You can generate this automatically using cargo run -- gen-source-db (see Running Lifeguard), or create it by hand.

Output Format

Lifeguard writes a JSON file with two fields:

{
    "LAZY_ELIGIBLE": {
        "module1": [],
        "module2": ["module3", "module4"],
        "module5": [],
    },
    "LOAD_IMPORTS_EAGERLY": ["module5", "module99", "module100"]
}

LAZY_ELIGIBLE

A dictionary mapping modules that are safe for Lazy Imports to a list of their dependencies that must be imported eagerly. For example:

• "module1": [] — module1 is fully safe for Lazy Imports with no restrictions.
• "module2": ["module3", "module4"] — module2 is safe for Lazy Imports, but only if module3 and module4 have already been imported.

Important: Modules that do not appear as keys in this dictionary have been analyzed as unsafe for Lazy Imports.

LOAD_IMPORTS_EAGERLY

A set of modules where all imports within the module must be loaded eagerly. Lazy Imports is essentially temporarily disabled for these modules. Note the distinction: other modules can still lazily import a module in the LOAD_IMPORTS_EAGERLY set, but when that module does load, its own import statements must execute immediately rather than being deferred.

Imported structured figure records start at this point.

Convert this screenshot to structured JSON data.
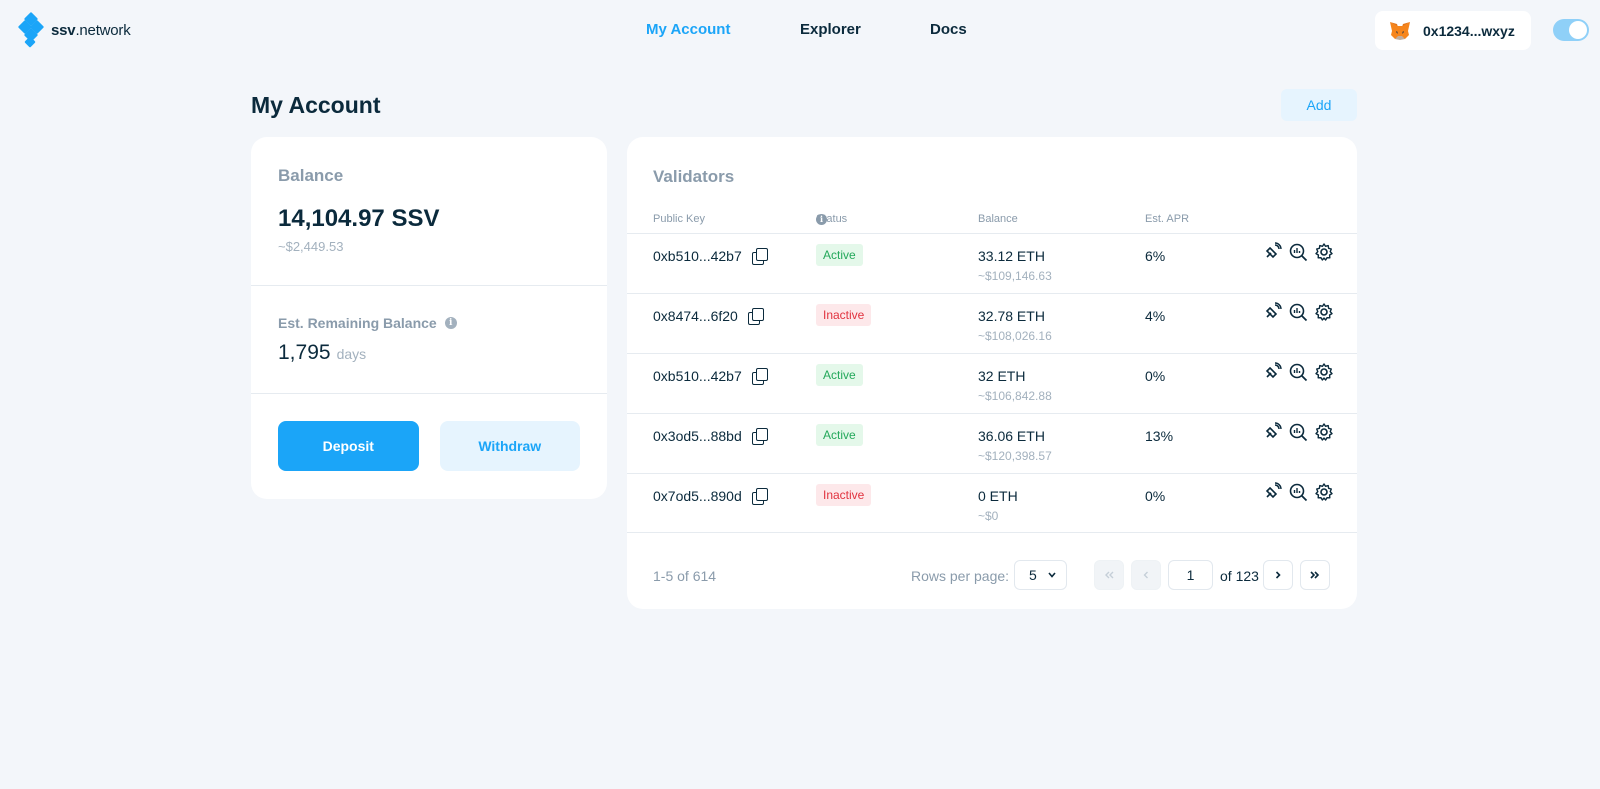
{
  "header": {
    "logo_bold": "ssv",
    "logo_rest": ".network",
    "nav": [
      "My Account",
      "Explorer",
      "Docs"
    ],
    "active_nav": "My Account",
    "wallet_address": "0x1234...wxyz"
  },
  "page": {
    "title": "My Account",
    "add_label": "Add"
  },
  "balance_card": {
    "heading": "Balance",
    "value": "14,104.97 SSV",
    "usd": "~$2,449.53",
    "est_label": "Est. Remaining Balance",
    "est_value": "1,795",
    "est_unit": "days",
    "deposit_label": "Deposit",
    "withdraw_label": "Withdraw"
  },
  "validators": {
    "title": "Validators",
    "columns": [
      "Public Key",
      "Status",
      "Balance",
      "Est. APR"
    ],
    "rows": [
      {
        "key": "0xb510...42b7",
        "status": "Active",
        "eth": "33.12 ETH",
        "usd": "~$109,146.63",
        "apr": "6%"
      },
      {
        "key": "0x8474...6f20",
        "status": "Inactive",
        "eth": "32.78 ETH",
        "usd": "~$108,026.16",
        "apr": "4%"
      },
      {
        "key": "0xb510...42b7",
        "status": "Active",
        "eth": "32 ETH",
        "usd": "~$106,842.88",
        "apr": "0%"
      },
      {
        "key": "0x3od5...88bd",
        "status": "Active",
        "eth": "36.06 ETH",
        "usd": "~$120,398.57",
        "apr": "13%"
      },
      {
        "key": "0x7od5...890d",
        "status": "Inactive",
        "eth": "0 ETH",
        "usd": "~$0",
        "apr": "0%"
      }
    ],
    "range_text": "1-5 of 614",
    "rows_per_page_label": "Rows per page:",
    "rows_per_page": "5",
    "current_page": "1",
    "of_pages": "of 123"
  },
  "colors": {
    "accent": "#1ba5f8",
    "background": "#f3f6fa",
    "active_green": "#23a85a",
    "inactive_red": "#e1323e"
  },
  "icons": [
    "copy-icon",
    "satellite-icon",
    "explorer-search-icon",
    "gear-icon",
    "chevron-down-icon",
    "first-page-icon",
    "prev-page-icon",
    "next-page-icon",
    "last-page-icon",
    "info-icon",
    "metamask-fox-icon"
  ]
}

This set is only used for specific corner cases:

• Custom finalizers (__del__) — unpredictable execution timing means imports must be available at finalization.
• exec() calls — dynamic code execution negates static analysis guarantees.
• sys.modules access — reading or writing sys.modules could depend on prior imports having already executed.

For more details, see docs/load_imports_eagerly.md.

Using the Output

As a standalone linter

Lifeguard can be used as a standalone linter to identify which specific lines in your codebase are incompatible with Lazy Imports. Run the analyzer with --verbose-output to get a human-readable report showing per-module errors with line numbers (see Running Lifeguard). This lets you treat Lifeguard like a linter: run it in CI or locally, review the flagged lines, and fix them. In this manner, Lifeguard is used as a guide to safely enable Lazy Imports.

To drive a lazy import loader

The JSON output is designed to drive a lazy import loader’s filter function. In Python 3.15, importlib.util.lazy_import accepts a filter callback that controls which imports are deferred and which are loaded eagerly. Lifeguard’s output provides the data needed to build this filter — using LAZY_ELIGIBLE to identify safe modules and their constraints, and LOAD_IMPORTS_EAGERLY to identify modules that need all imports resolved upfront.

We plan to provide tooling for easy ingestion of Lifeguard’s output ahead of the Python 3.15 release. This is a work in progress.

Implementation

Lifeguard is implemented in Rust. We leverage ruff for AST traversal and re-use several crates from pyrefly. We also extend .pyi stub files to annotate known side effects in third-party libraries — for example, marking that a particular module-level function call in a dependency has observable behavior. These stubs are stored in the resources/ folder. See resources/stubs/stubs.md for details on how effect annotations work alongside standard type stubs.

License

By contributing to Lifeguard, you agree that your contributions will be licensed under the LICENSE file in the root directory of this source tree.